The paper primarily provides a methodological framework and lacks a full-scale prospective empirical pipeline for a new social task to quantify CVP costs.
Counterfactual Neutralization depends on LLM rewriting quality.
Validity Cards increase the cost of research, particularly for small teams lacking gold instruments or expert samples.
Future work should establish standardized benchmarks to compare different embedding and counterfactual strategies through discriminant and incremental validity tests.

vs. WEAT / Embedding Bias: Does not dismiss these tools but notes that association scores require proof that they are not surrogates for frequency or corpus structure.
vs. Causal Representation Learning: Translates the concept of latent factor non-identifiability into social measurement.
vs.

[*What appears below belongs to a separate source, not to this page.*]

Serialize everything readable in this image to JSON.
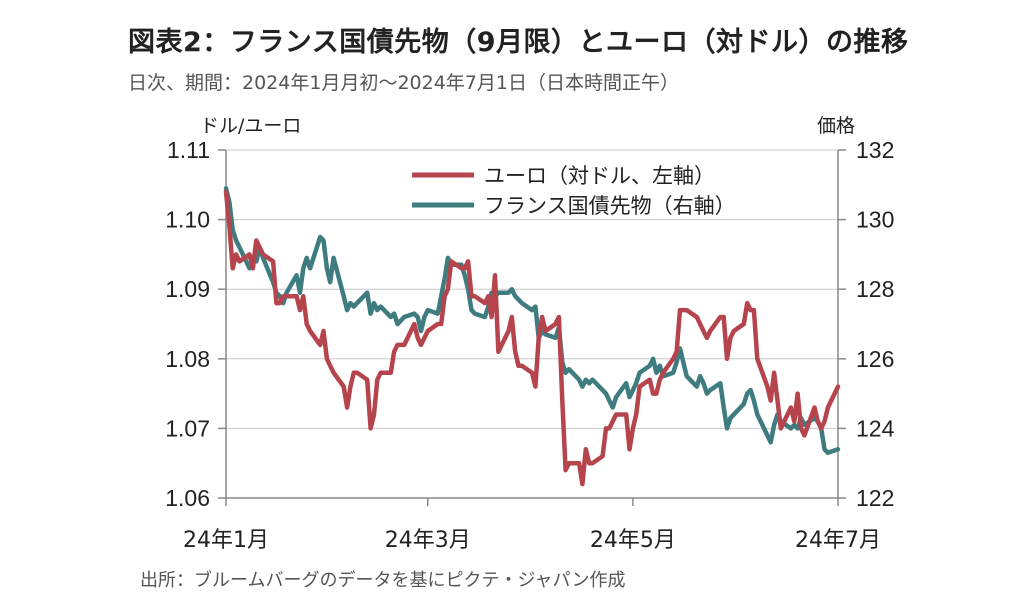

Psychometrics: Translates reliability, convergent/discriminant validity, and criterion evidence into an actionable NLP checklist.
Insight: Any paper using LLMs/embeddings to generate "social variables" should report nuisance blocks and the proxy's incremental explanatory power.

Rating¶

Novelty: ⭐⭐⭐⭐☆ Strong conceptual contribution by integrating measurement theory and causal representations.
Experimental Thoroughness: ⭐⭐⭐☆☆ Case studies support the argument but lack a full prospective empirical pipeline.
Writing Quality: ⭐⭐⭐⭐☆ Clear structure; effective terminology like "Proxy Presumption" and "Validity Card."
Value: ⭐⭐⭐⭐⭐ Direct methodological impact on computational social science and LLM-based evaluation.